Entonces, ¿dónde nos deja eso en nuestra pregunta central sobre qué idioma es el más difícil de entender a partir de las señales visuales? “La respuesta corta es que no lo sabemos”, dice Masapollo.

 

Esto es comprensible, aunque no muy satisfactorio, pero tengo algunas teorías. Nomino al hebreo como uno, debido a su combinación de una gran cantidad de sonidos guturales y una gran cantidad de hablantes que son judíos observantes y usan largas barbas.

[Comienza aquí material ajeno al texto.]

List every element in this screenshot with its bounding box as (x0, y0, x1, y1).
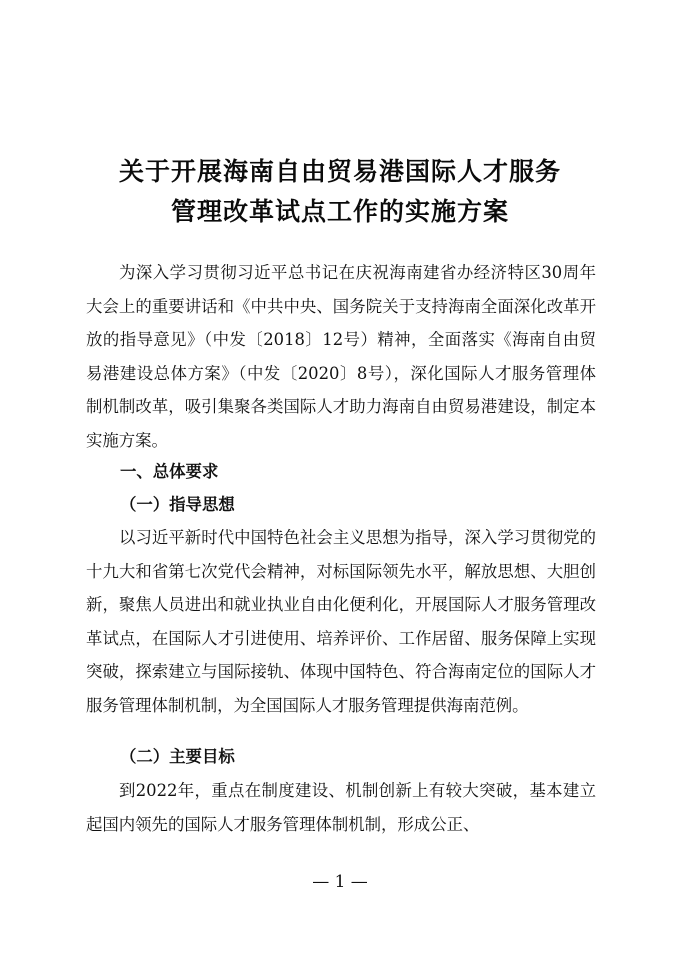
main-goals-paragraph: 到2022年，重点在制度建设、机制创新上有较大突破，基本建立起国内领先的国际人才服务管理体制机制，形成公正、 (86, 781, 596, 834)
subsection-heading-guiding-ideology: （一）指导思想 (120, 495, 235, 514)
page-number: — 1 — (312, 872, 368, 892)
document-title-line-1: 关于开展海南自由贸易港国际人才服务 (118, 157, 561, 186)
subsection-heading-main-goals: （二）主要目标 (120, 747, 235, 766)
document-title-line-2: 管理改革试点工作的实施方案 (170, 197, 509, 226)
guiding-ideology-paragraph: 以习近平新时代中国特色社会主义思想为指导，深入学习贯彻党的十九大和省第七次党代会精神，对标国际领先水平，解放思想、大胆创新，聚焦人员进出和就业执业自由化便利化，开展国际人才服务管理改革试点，在国际人才引进使用、培养评价、工作居留、服务保障上实现突破，探索建立与国际接轨、体现中国特色、符合海南定位的国际人才服务管理体制机制，为全国国际人才服务管理提供海南范例。 (86, 528, 596, 715)
section-heading-general-requirements: 一、总体要求 (120, 462, 219, 481)
intro-paragraph: 为深入学习贯彻习近平总书记在庆祝海南建省办经济特区30周年大会上的重要讲话和《中共中央、国务院关于支持海南全面深化改革开放的指导意见》（中发〔2018〕12号）精神，全面落实《海南自由贸易港建设总体方案》（中发〔2020〕8号），深化国际人才服务管理体制机制改革，吸引集聚各类国际人才助力海南自由贸易港建设，制定本实施方案。 (86, 263, 596, 450)
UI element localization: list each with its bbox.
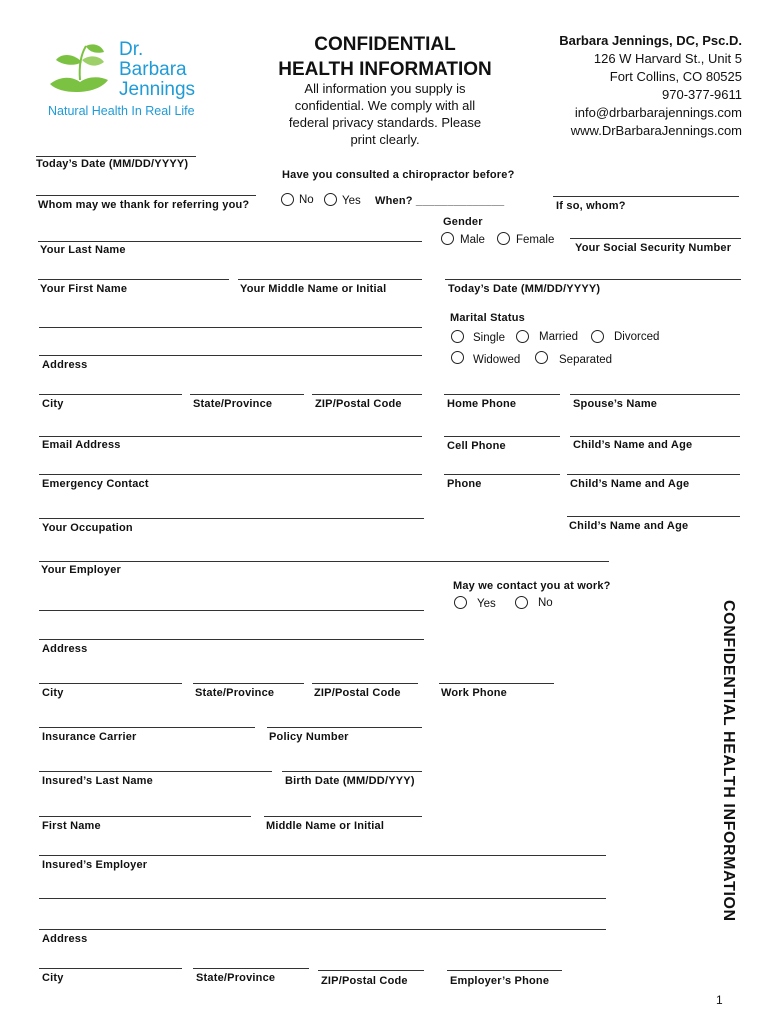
employer-label: Your Employer	[41, 564, 122, 576]
referral-label: Whom may we thank for referring you?	[38, 199, 250, 211]
insured-address-label: Address	[42, 933, 88, 945]
email-label: Email Address	[42, 439, 121, 451]
intro-line-2: confidential. We comply with all	[294, 98, 476, 113]
gender-label: Gender	[443, 216, 483, 228]
plant-hand-icon	[46, 40, 112, 100]
middle-name-field[interactable]	[238, 279, 422, 280]
employer-state-label: State/Province	[195, 687, 275, 699]
insured-city-label: City	[42, 972, 64, 984]
title-line-1: CONFIDENTIAL	[314, 34, 456, 55]
home-phone-label: Home Phone	[447, 398, 517, 410]
employer-phone-field[interactable]	[447, 970, 562, 971]
intro-line-1: All information you supply is	[304, 81, 466, 96]
gender-male-label: Male	[460, 234, 485, 246]
todays-date-label: Today’s Date (MM/DD/YYYY)	[36, 158, 189, 170]
gender-female-radio[interactable]	[497, 232, 510, 245]
last-name-field[interactable]	[38, 241, 422, 242]
child-3-label: Child’s Name and Age	[569, 520, 689, 532]
child-2-label: Child’s Name and Age	[570, 478, 690, 490]
chiro-when-field[interactable]: When? ______________	[375, 195, 505, 207]
practice-contact	[559, 32, 742, 140]
address-line-1-field[interactable]	[39, 327, 422, 328]
city-label: City	[42, 398, 64, 410]
form-title	[255, 32, 515, 82]
employer-state-field[interactable]	[193, 683, 304, 684]
city-field[interactable]	[39, 394, 182, 395]
occupation-field[interactable]	[39, 518, 424, 519]
practice-phone: 970-377-9611	[662, 87, 742, 102]
employer-address-field[interactable]	[39, 639, 424, 640]
intro-line-4: print clearly.	[350, 132, 420, 147]
contact-work-no-radio[interactable]	[515, 596, 528, 609]
practice-city: Fort Collins, CO 80525	[609, 69, 742, 84]
cell-phone-field[interactable]	[444, 436, 560, 437]
birth-date-label: Birth Date (MM/DD/YYY)	[285, 775, 415, 787]
logo-dr: Dr.	[119, 39, 144, 60]
zip-label: ZIP/Postal Code	[315, 398, 402, 410]
referral-field[interactable]	[36, 195, 256, 196]
married-radio[interactable]	[516, 330, 529, 343]
privacy-intro	[255, 80, 515, 148]
first-name-field[interactable]	[38, 279, 229, 280]
chiropractor-question: Have you consulted a chiropractor before?	[282, 169, 515, 181]
ssn-label: Your Social Security Number	[575, 242, 732, 254]
employer-phone-label: Employer’s Phone	[450, 975, 550, 987]
cell-phone-label: Cell Phone	[447, 440, 506, 452]
state-field[interactable]	[190, 394, 304, 395]
phone-label: Phone	[447, 478, 482, 490]
spouse-name-label: Spouse’s Name	[573, 398, 658, 410]
address-line-2-field[interactable]	[39, 355, 422, 356]
gender-male-radio[interactable]	[441, 232, 454, 245]
insured-first-name-label: First Name	[42, 820, 101, 832]
todays-date-field[interactable]	[36, 156, 196, 157]
widowed-radio[interactable]	[451, 351, 464, 364]
divorced-label: Divorced	[614, 331, 660, 343]
single-label: Single	[473, 332, 505, 344]
chiro-yes-label: Yes	[342, 195, 361, 207]
occupation-label: Your Occupation	[42, 522, 133, 534]
logo	[40, 38, 220, 124]
policy-number-label: Policy Number	[269, 731, 349, 743]
practice-website[interactable]: www.DrBarbaraJennings.com	[570, 123, 742, 138]
work-phone-label: Work Phone	[441, 687, 507, 699]
child-3-field[interactable]	[567, 516, 740, 517]
insured-address-line-2-field[interactable]	[39, 929, 606, 930]
child-2-field[interactable]	[567, 474, 740, 475]
emergency-contact-label: Emergency Contact	[42, 478, 149, 490]
spouse-name-field[interactable]	[570, 394, 740, 395]
contact-work-question: May we contact you at work?	[453, 580, 611, 592]
gender-female-label: Female	[516, 234, 555, 246]
page-number: 1	[716, 993, 723, 1007]
contact-work-yes-radio[interactable]	[454, 596, 467, 609]
state-label: State/Province	[193, 398, 273, 410]
employer-line-field[interactable]	[39, 561, 609, 562]
insurance-carrier-field[interactable]	[39, 727, 255, 728]
intro-line-3: federal privacy standards. Please	[288, 115, 482, 130]
logo-tagline: Natural Health In Real Life	[48, 104, 195, 118]
chiro-no-label: No	[299, 194, 314, 206]
emergency-contact-field[interactable]	[39, 474, 422, 475]
insured-city-field[interactable]	[39, 968, 182, 969]
first-name-label: Your First Name	[40, 283, 128, 295]
logo-barbara: Barbara	[119, 59, 187, 80]
employer-name-field[interactable]	[39, 610, 424, 611]
insured-address-line-1-field[interactable]	[39, 898, 606, 899]
marital-status-label: Marital Status	[450, 312, 525, 324]
todays-date-2-field[interactable]	[445, 279, 741, 280]
insured-middle-name-label: Middle Name or Initial	[266, 820, 385, 832]
separated-label: Separated	[559, 354, 613, 366]
chiro-no-radio[interactable]	[281, 193, 294, 206]
ssn-field[interactable]	[570, 238, 741, 239]
home-phone-field[interactable]	[444, 394, 560, 395]
sidebar-vertical-title: CONFIDENTIAL HEALTH INFORMATION	[720, 600, 737, 922]
widowed-label: Widowed	[473, 354, 521, 366]
practice-street: 126 W Harvard St., Unit 5	[593, 51, 742, 66]
insured-first-name-field[interactable]	[39, 816, 251, 817]
employer-city-field[interactable]	[39, 683, 182, 684]
child-1-field[interactable]	[570, 436, 740, 437]
insured-zip-label: ZIP/Postal Code	[321, 975, 408, 987]
title-line-2: HEALTH INFORMATION	[278, 59, 492, 80]
insured-last-name-label: Insured’s Last Name	[42, 775, 153, 787]
work-phone-field[interactable]	[439, 683, 554, 684]
email-field[interactable]	[39, 436, 422, 437]
zip-field[interactable]	[312, 394, 422, 395]
practice-email[interactable]: info@drbarbarajennings.com	[574, 105, 742, 120]
insured-employer-field[interactable]	[39, 855, 606, 856]
employer-zip-field[interactable]	[312, 683, 418, 684]
practice-name: Barbara Jennings, DC, Psc.D.	[559, 33, 742, 48]
last-name-label: Your Last Name	[40, 244, 126, 256]
chiro-whom-field[interactable]	[553, 196, 739, 197]
insurance-carrier-label: Insurance Carrier	[42, 731, 137, 743]
chiro-yes-radio[interactable]	[324, 193, 337, 206]
insured-last-name-field[interactable]	[39, 771, 272, 772]
insured-employer-label: Insured’s Employer	[42, 859, 148, 871]
separated-radio[interactable]	[535, 351, 548, 364]
employer-zip-label: ZIP/Postal Code	[314, 687, 401, 699]
single-radio[interactable]	[451, 330, 464, 343]
child-1-label: Child’s Name and Age	[573, 439, 693, 451]
insured-state-field[interactable]	[193, 968, 309, 969]
insured-middle-name-field[interactable]	[264, 816, 422, 817]
chiro-whom-label: If so, whom?	[556, 200, 626, 212]
insured-zip-field[interactable]	[318, 970, 424, 971]
birth-date-field[interactable]	[282, 771, 422, 772]
policy-number-field[interactable]	[267, 727, 422, 728]
contact-work-no-label: No	[538, 597, 553, 609]
contact-work-yes-label: Yes	[477, 598, 496, 610]
employer-address-label: Address	[42, 643, 88, 655]
todays-date-2-label: Today’s Date (MM/DD/YYYY)	[448, 283, 601, 295]
married-label: Married	[539, 331, 578, 343]
insured-state-label: State/Province	[196, 972, 276, 984]
address-label: Address	[42, 359, 88, 371]
employer-city-label: City	[42, 687, 64, 699]
middle-name-label: Your Middle Name or Initial	[240, 283, 387, 295]
phone-field[interactable]	[444, 474, 560, 475]
divorced-radio[interactable]	[591, 330, 604, 343]
logo-jennings: Jennings	[119, 79, 196, 100]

Ese estudio sueco apuntó a idiomas como el hindi, el tamil y el gujarati, todos hablados en la India, que también es quizás el país más bigotudo del planeta. El japonés también debe considerarse, gracias a un montón de cosas culturales que pueden reducir la conexión entre la visión y el habla. Echaré en checheno, porque tiene un número tan sorprendente de consonantes y vocales, alrededor de 50 de cada uno, incluido un montón de sonidos que se hacen en la boca y la garganta. En el extremo opuesto del espectro se encuentra Pirahã, un idioma hablado por unos cientos de personas en la Amazonía brasileña. Pirahã tiene tan pocos fonemas como un idioma puede tener, lo cual sospecho que haría que muchas palabras se vean iguales. También es un lenguaje tonal y puede estar sustancialmente informado por el ritmo; nadie está muy seguro. (Es uno de los lenguajes más misteriosos y controvertidos del planeta).

 

No hay una buena respuesta a la pregunta, pero, de nuevo, hay muy pocas buenas respuestas a cualquier pregunta sobre la lectura de labios.